Announcing Letters to Ariadne and St Mary Magdalen’s Home Movies

Beg Steal Borrow News, Uncategorized

Beg Steal Borrow is delighted to announce the completion of two new movies, Letters to Ariadne and St Mary Magdalen’s Home Movies.

Letters to Ariadne
Letters to Ariadne is a film comprised of a series of letters from William Brown to his two-year old niece, Ariadne.

Created using footage gathered in various places in 2015, the film contains reflections and advice for an infant growing up in today’s world.

The film takes in various key themes, including art, migration, nature (especially flowers), metamorphosis and Greek mythology – especially the myth of Ariadne (whose thread helped Theseus to defeat the minotaur).

The film features very brief cameos from filmmakers Mania Akbari and Lav Diaz, while also featuring friends and family members from places as diverse as England and Scotland, Canada and the USA, Italy, France, Mexico, Sweden, Macedonia and China.

The film is partly indebted to a Brown Fellowship that William won from the Museum of Fine Arts in Houston, Texas, to spend a month at the house of the late artist and photographer, Dora Maar, in Ménerbes, France.

Furthermore, the Macedonian section of the film was made possible thanks to the CineDays Film Festival in Skopje, while the Swedish and Chinese sections were made possible thanks to the Universities of Skövde, Gothenburg and Nottingham Ningbo China, respectively.

Ariadne

Ariadne (above) lies at the heart of Letters to Ariadne

St Mary Magdalen’s Home Movies
Drawing on over a dozen films, St Mary Magdalen’s Home Movies demonstrates the way in which Magdalen College, Oxford, has repeatedly been used by filmmakers in a strikingly patterned way.

Across nearly every film set or shot at Magdalen, the college’s front-facing tower has repeatedly been represented as a space associated with heterosexuality, coloniality and the regulation of time, while the college’s rear New Buildings and, more particularly, its deer park, have been depicted as one or a combination of female, postcolonial and in particular queer.

The aim of this essay-film, however, is not simply to demonstrate an esoteric pattern exclusive to the analysis of an equally exclusive place. Rather, it is to suggest that there is a ‘sexuality of space’ that both is expressed by and which expresses places that regularly we see on film.

That is, beyond the case study given here, St Mary Magdalen’s Home Movies demonstrates a new way of looking at how particular locations are treated in cinema – while at the same time using the essay film form itself as a means of providing a ‘queer’ (back) entry both into film studies and, in this particular instance, into a space that is otherwise accessed only by a privileged few.

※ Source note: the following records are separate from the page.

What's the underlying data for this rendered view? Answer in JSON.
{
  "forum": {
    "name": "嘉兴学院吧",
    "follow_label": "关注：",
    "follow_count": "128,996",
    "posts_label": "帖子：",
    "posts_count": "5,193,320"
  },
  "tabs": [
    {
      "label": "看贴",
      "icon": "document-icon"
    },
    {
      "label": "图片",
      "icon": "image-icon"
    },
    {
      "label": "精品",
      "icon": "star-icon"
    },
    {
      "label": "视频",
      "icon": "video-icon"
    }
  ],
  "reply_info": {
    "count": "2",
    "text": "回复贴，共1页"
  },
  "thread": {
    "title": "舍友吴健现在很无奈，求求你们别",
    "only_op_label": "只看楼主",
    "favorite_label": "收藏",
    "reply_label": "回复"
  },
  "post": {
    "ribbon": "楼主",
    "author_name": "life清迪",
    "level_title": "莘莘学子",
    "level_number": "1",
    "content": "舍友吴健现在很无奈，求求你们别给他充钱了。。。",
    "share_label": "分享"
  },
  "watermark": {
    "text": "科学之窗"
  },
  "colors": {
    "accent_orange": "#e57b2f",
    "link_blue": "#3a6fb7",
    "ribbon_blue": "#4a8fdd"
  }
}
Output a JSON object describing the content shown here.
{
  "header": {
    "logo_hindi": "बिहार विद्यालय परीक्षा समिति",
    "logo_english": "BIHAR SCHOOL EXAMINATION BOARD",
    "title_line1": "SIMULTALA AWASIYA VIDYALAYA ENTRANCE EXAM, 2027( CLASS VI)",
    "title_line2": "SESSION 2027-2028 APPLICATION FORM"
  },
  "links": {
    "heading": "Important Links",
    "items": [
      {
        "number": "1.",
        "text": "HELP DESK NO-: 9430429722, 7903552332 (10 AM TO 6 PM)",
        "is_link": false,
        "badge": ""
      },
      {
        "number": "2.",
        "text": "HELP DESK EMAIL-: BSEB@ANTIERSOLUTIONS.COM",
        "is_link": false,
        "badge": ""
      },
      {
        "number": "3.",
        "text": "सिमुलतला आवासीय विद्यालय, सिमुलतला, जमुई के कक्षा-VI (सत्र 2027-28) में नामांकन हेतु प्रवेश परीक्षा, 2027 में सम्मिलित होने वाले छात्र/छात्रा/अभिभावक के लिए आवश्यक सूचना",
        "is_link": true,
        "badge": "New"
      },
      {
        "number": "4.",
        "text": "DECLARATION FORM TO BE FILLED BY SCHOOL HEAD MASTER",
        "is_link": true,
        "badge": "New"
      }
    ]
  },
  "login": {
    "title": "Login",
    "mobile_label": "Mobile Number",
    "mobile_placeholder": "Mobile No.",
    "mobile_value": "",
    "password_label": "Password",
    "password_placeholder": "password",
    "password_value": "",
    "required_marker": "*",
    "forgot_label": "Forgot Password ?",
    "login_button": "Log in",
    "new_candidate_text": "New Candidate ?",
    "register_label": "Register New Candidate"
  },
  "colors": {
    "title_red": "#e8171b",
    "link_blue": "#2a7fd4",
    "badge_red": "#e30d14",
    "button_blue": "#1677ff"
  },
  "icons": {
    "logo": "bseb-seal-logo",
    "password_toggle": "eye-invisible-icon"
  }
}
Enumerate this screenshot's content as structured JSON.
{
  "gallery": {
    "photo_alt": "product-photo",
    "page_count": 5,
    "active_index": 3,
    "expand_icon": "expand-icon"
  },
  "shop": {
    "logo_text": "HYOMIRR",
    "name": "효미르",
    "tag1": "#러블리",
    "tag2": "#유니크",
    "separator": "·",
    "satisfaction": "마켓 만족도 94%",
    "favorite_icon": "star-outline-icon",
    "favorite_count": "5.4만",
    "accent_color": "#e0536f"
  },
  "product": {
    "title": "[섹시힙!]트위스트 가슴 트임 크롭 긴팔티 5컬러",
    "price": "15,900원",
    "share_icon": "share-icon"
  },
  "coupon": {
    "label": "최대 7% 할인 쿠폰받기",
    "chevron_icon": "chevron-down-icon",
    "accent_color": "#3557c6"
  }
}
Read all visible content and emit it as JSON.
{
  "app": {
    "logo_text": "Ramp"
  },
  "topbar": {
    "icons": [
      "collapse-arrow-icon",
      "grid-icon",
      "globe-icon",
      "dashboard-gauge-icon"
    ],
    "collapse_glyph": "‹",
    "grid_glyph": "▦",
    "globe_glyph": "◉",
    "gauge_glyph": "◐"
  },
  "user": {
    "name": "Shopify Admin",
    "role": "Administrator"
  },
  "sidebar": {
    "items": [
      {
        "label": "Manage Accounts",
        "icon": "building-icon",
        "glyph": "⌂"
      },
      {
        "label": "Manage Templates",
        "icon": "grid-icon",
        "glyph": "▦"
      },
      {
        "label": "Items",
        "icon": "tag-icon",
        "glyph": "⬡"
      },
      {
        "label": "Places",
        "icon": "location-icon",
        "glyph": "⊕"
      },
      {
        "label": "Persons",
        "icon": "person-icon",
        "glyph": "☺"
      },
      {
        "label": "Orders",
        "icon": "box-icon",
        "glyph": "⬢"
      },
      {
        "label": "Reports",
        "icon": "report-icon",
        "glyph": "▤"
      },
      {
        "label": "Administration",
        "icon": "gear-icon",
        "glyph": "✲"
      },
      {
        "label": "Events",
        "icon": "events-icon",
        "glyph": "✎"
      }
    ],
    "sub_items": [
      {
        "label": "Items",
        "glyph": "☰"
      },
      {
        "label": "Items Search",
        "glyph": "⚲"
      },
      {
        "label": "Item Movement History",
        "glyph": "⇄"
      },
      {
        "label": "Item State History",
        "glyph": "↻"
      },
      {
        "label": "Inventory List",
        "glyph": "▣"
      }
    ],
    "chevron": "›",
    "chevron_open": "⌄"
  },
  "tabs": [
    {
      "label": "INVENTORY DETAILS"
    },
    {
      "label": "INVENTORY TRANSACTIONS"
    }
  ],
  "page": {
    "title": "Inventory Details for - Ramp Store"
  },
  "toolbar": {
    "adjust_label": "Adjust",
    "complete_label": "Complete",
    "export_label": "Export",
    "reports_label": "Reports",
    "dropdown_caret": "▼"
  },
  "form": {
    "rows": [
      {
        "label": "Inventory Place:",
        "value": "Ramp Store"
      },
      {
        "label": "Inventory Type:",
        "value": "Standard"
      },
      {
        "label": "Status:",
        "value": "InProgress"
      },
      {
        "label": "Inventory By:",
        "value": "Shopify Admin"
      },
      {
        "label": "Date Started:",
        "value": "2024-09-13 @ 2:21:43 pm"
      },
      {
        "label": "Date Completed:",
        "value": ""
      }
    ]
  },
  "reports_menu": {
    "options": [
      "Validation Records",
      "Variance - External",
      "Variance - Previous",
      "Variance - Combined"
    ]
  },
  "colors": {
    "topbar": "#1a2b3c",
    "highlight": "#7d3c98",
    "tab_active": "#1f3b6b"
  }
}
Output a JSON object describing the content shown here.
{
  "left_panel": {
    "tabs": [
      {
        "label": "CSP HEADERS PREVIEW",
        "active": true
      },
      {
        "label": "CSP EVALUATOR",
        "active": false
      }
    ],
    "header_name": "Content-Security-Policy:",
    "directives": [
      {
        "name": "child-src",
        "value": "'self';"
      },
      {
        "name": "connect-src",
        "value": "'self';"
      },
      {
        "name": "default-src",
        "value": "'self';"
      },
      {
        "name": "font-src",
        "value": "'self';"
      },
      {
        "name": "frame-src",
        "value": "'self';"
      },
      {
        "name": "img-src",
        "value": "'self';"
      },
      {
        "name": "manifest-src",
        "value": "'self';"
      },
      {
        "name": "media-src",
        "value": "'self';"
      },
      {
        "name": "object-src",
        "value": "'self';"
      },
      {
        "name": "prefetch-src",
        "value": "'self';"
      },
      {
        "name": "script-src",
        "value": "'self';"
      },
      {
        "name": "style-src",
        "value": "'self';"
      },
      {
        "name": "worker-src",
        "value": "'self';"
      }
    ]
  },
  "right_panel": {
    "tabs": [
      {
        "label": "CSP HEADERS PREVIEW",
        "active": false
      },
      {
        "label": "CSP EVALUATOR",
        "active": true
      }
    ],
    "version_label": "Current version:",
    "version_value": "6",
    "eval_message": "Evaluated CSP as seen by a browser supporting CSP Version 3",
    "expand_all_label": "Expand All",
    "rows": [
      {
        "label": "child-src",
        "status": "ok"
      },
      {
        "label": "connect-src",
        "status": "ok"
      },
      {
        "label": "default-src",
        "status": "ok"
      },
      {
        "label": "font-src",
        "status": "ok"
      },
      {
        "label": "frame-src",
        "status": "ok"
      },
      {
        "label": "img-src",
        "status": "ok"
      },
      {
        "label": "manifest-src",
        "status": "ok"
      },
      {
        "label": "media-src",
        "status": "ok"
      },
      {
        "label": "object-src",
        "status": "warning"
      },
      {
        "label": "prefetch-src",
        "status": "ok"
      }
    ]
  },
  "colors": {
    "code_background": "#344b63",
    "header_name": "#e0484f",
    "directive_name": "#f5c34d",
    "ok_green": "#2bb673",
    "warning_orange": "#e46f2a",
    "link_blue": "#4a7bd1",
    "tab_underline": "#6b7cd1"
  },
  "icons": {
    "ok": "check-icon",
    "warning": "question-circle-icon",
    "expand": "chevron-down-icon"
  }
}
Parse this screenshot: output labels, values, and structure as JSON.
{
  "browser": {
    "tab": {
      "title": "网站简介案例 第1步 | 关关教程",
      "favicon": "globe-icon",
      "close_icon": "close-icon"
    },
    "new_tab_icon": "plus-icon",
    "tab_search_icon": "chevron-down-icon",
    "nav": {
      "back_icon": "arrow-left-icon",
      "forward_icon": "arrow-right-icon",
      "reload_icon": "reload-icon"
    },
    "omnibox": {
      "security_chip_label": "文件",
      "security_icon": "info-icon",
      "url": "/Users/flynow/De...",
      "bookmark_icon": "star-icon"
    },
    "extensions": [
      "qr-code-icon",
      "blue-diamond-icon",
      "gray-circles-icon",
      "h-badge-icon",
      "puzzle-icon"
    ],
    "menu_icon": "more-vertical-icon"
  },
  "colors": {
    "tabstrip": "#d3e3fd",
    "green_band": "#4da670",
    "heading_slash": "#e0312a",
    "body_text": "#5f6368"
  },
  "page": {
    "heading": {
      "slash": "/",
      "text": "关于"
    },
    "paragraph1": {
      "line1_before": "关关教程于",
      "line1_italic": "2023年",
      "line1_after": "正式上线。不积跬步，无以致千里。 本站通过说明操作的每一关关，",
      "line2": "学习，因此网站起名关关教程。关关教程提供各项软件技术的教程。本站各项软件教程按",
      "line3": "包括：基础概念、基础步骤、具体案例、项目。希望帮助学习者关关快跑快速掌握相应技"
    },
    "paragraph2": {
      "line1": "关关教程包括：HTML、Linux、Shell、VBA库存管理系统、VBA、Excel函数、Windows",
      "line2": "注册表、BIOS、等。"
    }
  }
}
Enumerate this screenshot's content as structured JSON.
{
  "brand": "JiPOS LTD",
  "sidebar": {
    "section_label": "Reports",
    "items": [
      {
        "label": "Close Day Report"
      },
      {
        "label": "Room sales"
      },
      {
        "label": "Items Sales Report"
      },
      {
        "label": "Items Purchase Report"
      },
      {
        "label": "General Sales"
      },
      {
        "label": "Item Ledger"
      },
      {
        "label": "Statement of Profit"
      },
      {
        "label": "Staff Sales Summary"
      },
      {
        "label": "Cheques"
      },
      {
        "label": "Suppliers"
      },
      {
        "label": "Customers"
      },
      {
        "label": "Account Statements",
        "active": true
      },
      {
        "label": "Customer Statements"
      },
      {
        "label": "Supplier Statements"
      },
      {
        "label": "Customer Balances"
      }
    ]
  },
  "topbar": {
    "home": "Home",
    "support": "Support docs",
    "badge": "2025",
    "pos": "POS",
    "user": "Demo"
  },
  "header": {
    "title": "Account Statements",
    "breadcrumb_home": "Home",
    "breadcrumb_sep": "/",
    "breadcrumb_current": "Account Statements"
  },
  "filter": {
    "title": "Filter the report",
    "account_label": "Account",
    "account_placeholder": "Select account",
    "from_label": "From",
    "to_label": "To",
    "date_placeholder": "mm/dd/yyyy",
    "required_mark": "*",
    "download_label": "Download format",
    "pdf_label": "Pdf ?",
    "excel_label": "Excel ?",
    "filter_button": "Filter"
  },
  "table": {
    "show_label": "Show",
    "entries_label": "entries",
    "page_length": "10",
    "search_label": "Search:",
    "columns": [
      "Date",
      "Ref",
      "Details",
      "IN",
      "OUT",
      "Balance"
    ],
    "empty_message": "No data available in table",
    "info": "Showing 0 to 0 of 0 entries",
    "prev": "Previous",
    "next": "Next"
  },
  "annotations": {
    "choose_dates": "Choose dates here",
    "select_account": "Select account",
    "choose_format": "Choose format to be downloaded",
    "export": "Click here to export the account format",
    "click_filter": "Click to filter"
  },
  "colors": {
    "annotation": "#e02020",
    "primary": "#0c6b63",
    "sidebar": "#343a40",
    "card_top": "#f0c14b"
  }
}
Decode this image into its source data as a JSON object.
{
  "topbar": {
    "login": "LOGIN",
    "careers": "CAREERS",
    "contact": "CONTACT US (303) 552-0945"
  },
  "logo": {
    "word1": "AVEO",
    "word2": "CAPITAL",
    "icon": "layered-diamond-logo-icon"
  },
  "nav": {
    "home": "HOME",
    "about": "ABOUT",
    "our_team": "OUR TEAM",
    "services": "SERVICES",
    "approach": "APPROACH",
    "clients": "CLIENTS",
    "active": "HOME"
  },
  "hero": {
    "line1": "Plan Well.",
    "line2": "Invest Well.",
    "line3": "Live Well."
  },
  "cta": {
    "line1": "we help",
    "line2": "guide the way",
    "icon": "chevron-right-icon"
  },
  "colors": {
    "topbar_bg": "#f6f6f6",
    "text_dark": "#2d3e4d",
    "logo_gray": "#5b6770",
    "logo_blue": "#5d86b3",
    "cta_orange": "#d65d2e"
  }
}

St Mary Magdalen’s Home Movies draws inspiration from a combination of films like Rock Hudson’s Home Movies (Mark Rappaport, USA, 1992) and Les dites cariatides/The So-Called Caryatids (Agnès Varda, France, 1984).

It features footage from a variety of films, including Scholastic England (James A FitzPatrick, USA, 1948), Accident (Joseph Losey, UK, 1967), Purab aur Paschim (Manoj Kumar, India, 1970), Summoned by Bells (Jonathan Stedall, UK, 1976), Howards End (James Ivory, UK/Japan/USA, 1992), Shadowlands (Richard Attenborough, UK, 1993), Robinson in Space (Patrick Keiller, UK, 1997), Wilde (Brian Gilbert, UK/Germany/Japan, 1997), The Mystic Masseur (Ismail Merchant, UK/India/USA, 2001), Blue Blood (Stevan Riley, UK, 2006), The History Boys (Nicholas Hytner, UK, 2006), Brideshead Revisited (Julian Jarrold, UK/Italy/Morocco, 2008) and Charlie Brooker’s Weekly Wipe (Charlie Brooker, UK, 2015).

The film was made with thanks to Rachel Dwyer, Christine Ferdinand, David Pattison, and Mr and Mrs 55, whose translation of ‘Koi Jab Tumhara Hriday Tod De’ is featured in the subtitles.

The film premiered at the 2016 Film-Philosophy Conference at the University of Edinburgh – and we hope that there will be screenings of both films at other venues soon!